Friday, August 31, 2007

month 3 update: it still sucks

pre-2003: what’s the worst thing about q2 call? you miss half the good cases
post-2003: what’s the worst thing about q7 days off? you miss 1/7th the discharge summaries and hospital-to-hospital transfers

internship is not very pleasant. everyone talks about the steep learning curve and how i’ll learn so much this year. and surgical training is supposed to be about decisiveness, being trained to handle anything. i still feel like every situation i’m in requires me to consult the second year resident or above. like i can’t make a single move without running it by someone else first. i sort of felt like residency would be different. i still feel like a medical student in a long coat. well i did have a lot of independence on trauma and it blew up in my face often. i don’t know what’s worse, being unable to make any decisions, or making too many. i wonder when my decisions will magically become better.

that being said, it’s a cool feeling once in a while, to be called to the OR to finish up a case or see something sweet. when i get those rare pages from the OR nurse summoning me, i feel like clark kent changing into superman as i change from my shirt and tie into scrubs.

the other day i saw an open repair of a thoracic aneurysm, where the aorta was exposed above the diaphragm, with the heart beating away in the corner of the exposed field. i still haven’t decided whether seeing something like this is worth it all; i’m not the sort to be amazed by much, or deeply passionate about any particular thing. so i’m skeptical.

anyway, by way of updates, it’s been about 9 weeks and i haven’t quit yet.

my life outside of the hospital and from work is virtually non-existent. i’m ok with that, more or less, so far.

Sunday, August 5, 2007

boasting that my life sucks a little less than before

well i just did a week of my new rotation and i can’t really complain right now.

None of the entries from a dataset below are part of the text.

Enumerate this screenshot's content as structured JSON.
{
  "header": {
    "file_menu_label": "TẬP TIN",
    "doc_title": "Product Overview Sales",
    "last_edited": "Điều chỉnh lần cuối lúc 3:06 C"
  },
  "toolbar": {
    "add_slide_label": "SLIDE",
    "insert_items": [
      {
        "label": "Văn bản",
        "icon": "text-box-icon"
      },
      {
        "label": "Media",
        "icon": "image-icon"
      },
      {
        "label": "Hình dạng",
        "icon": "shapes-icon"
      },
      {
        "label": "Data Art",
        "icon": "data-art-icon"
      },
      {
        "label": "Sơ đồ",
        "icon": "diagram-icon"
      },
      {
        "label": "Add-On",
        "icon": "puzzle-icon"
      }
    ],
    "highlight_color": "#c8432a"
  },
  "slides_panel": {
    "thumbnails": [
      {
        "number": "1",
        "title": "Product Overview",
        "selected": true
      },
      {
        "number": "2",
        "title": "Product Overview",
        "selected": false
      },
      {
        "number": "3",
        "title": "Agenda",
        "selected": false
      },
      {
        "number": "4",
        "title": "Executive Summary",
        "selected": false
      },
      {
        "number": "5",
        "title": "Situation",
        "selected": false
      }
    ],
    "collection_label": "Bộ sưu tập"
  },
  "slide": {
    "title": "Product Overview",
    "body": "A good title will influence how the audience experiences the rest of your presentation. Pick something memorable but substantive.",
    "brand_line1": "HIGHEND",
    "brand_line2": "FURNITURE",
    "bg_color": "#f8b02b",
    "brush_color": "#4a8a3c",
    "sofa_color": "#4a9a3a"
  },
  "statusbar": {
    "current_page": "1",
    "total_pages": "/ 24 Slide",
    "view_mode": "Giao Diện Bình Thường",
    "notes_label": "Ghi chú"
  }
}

it’s quite a luxury to go to work knowing that i don’t hate every single one of my patients. a luxury i did not have on my last rotation. it is also quite a luxury to deal with people who have insurance, because that means i don’t have to spend hours out of every working day talking with the social workers and hoping for a miracle to get some place to accept an uninsured person with TPN, PICC, gigantic open wounds, aspiration precautions, and post traumatic stress disorder. yeah that was a fun.

i also very much enjoy the fact that we have 3 patients on my service, all of whom are in the SICU. this means that the ICU team manages my patients, and therefore, i never get paged about them. this makes my weekend call pretty awesome. on saturday i rounded on my patients for no more than 15 minutes, then promptly went to sleep. woke up, got lunch, and slept some more. then rounded on my patients one more time, then went home. on sunday, i rounded on my patients for maybe 10-12 minutes, had some breakfast, went to sleep again, then went home. and for all this hard work, i get the next two weekends completely off.

one thing i notice about working here is that everyone has piss poor hygeine. not surprisingly, a pretty good amount of our patients develop post operative infections, and many end up returning back to our services. i think the ID folks here need to get their crap together.

i also managed to log my first OR case this week. yes, that’s right. this badass surgeon just sutured some skin at the end of the case. if that doesn’t get the panties dropping i don’t know what will. 2 chest tubes and one skin closing in 5 weeks of surgery residency. a few years at this rate and i might do as many procedures as an m3 on psychiatry.

going from working my ass off and having a crapload of responsibility to hardly working and basically being a medical student is pretty sweet. i think i discovered like 9 months too late that i sort of enjoy not working very hard. i still hold onto some fantasy that all of this BS will pay off in some intangible but profound way maybe like 20 years from now, but intellectually i know this is completely delusional. and yet i persist. i think people just want to say that i keep at it because i know deep down that it’s worth it and what i really want to do, but i think the truth is a lot less profound. i think i’m just too scared to stop and admit that i don’t really care about meaning, about altruism, or intellectual development. i don’t think i want to admit that i just want to watch tv and eat potato chips on a sunday afternoon for the rest of my life. and admit that deep down, living a pointless and numb life is not the great tragedy that i wish it to be, because despite my feelings of moral and intellectual superiority, i’m actually ok with achieving nothing great, ok with not helping the needy, and basically ok with just being a regular schmoe doing his own meaningless thing that no one necessarily will remember when i’m dead. i guess when i say i wish i could be happy just like all the other thoughtless schmucks out there, i’m really saying that i wish i could admit that i am one of them, instead of pathologically deluding myself and taking some perverse gain in playing the role of a troubled and depressed intellectual and/or humanitarian.